I’m curious if you’d also move into API testing too using the same discovery/attempt approach.

mpapazian•3mo ago
This is one of our biggest challenges, you're spot on! What we're working on taking this includes a memory layer that agents have access to - thus state changes become part of their knowledge and accounted for while conducting a test.

They're also smart enough to not be frazzled by things having changed, they still have their objectives and will work to understand whether the functionality is there or not. Beauty of non-determinism!

not-chatgpt•3mo ago
Been looking for a solution exactly like this but I struggle to see how it is different than spinning 10 Atlas tabs with a 2 sentence prompt.
mpapazian•3mo ago
You could definitely do that and get some good results! But if you want a repeatable process with detailed bug reports (including logs, reasoning, etc.) and a large enough search area with agents that can continuously build an understanding of your app - that's us :)
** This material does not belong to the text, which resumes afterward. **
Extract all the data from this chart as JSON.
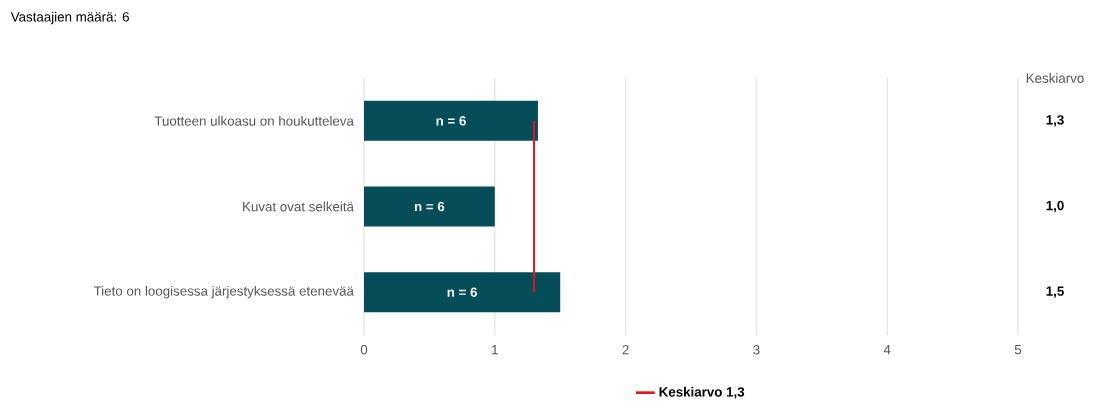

let's chat - founders@propolis.tech

tarasyarema•3mo ago
Looks interesting! How it would work in terms of latencies? Also, would you be able to run on CI, or even with ephemeral envs? From my experience it is key to be able to run it on each change.
webprofusion•3mo ago
This is a great idea and definitely useful, in particular this would make sense if it can take the build artifacts of recent github action builds and test them comprehensively, particularly to green-light a release. You can already pretty much do this using the standard agent tools and a set of test prompts so anything that makes it easier and repeatable is good.

The pricing sounds quite enterprisey, the risk there is that people will tend towards building their own.

_bfjg•3mo ago
Great to see others working on the problem of validating UI.
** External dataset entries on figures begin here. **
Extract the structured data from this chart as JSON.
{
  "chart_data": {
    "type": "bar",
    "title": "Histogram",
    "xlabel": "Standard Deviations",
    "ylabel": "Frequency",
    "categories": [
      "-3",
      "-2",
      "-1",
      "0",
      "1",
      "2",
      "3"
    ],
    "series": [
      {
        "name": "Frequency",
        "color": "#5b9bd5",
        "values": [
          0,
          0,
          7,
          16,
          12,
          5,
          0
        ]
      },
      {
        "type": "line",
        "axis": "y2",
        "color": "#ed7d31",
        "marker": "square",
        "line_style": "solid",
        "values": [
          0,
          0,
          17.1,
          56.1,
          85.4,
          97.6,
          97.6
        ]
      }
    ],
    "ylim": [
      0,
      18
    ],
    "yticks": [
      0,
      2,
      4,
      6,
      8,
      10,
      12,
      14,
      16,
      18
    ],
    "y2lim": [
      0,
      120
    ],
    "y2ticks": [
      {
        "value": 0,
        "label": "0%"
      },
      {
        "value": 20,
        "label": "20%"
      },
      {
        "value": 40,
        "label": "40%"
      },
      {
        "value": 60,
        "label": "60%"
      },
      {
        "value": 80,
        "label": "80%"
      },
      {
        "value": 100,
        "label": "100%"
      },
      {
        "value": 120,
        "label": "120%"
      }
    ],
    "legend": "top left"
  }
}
We are also building a Web QA agent at https://kodefreeze.com. We are focused on the small and medium sized companies and are offering free usage during our trial period!

nkmnz•3mo ago
Will certainly try this out! FYI: the pricing table is difficult to parse when reading it on mobile.
kodefreeze•3mo ago
Thanks for letting us know, we'll fix it.

Please let us know if you have any feedback!

MrThoughtful•3mo ago
When running a test all I see is:

    Error loading video
    Please try refreshing the page
No matter how often I refresh, that is all I get.

Maybe you need more QA?

When I open my browser console, I see this:

    Capturing error: Error: WHEP request failed: 500 - {"message":"\"message\" is required!","error":"Server Error"}
kodefreeze•3mo ago
Sorry that you are running into this error, are you seeing this on the marketing website? or somewhere in the app?
wyatthoran•3mo ago
Oh this is sick! I've been complaining about this exact problem for years. The "canary without real users" idea is brilliant - way better than just throwing your free tier users under the bus and hoping for the best.

The thing that really got me was catching bugs in non-deterministic output. We've been struggling with this on LLM features where traditional assertions just don't work. Having agents actually judge quality instead of looking for exact matches is such an obvious solution in hindsight.

Quick question though - how do you handle auth flows with MFA or OAuth redirects?

mhb•3mo ago
I did a trial run with a poorly chosen URL. Wanted to rerun with a better one. When i click "Launch Swarm" nothing happens. Am I done? Maybe there should be a message displayed?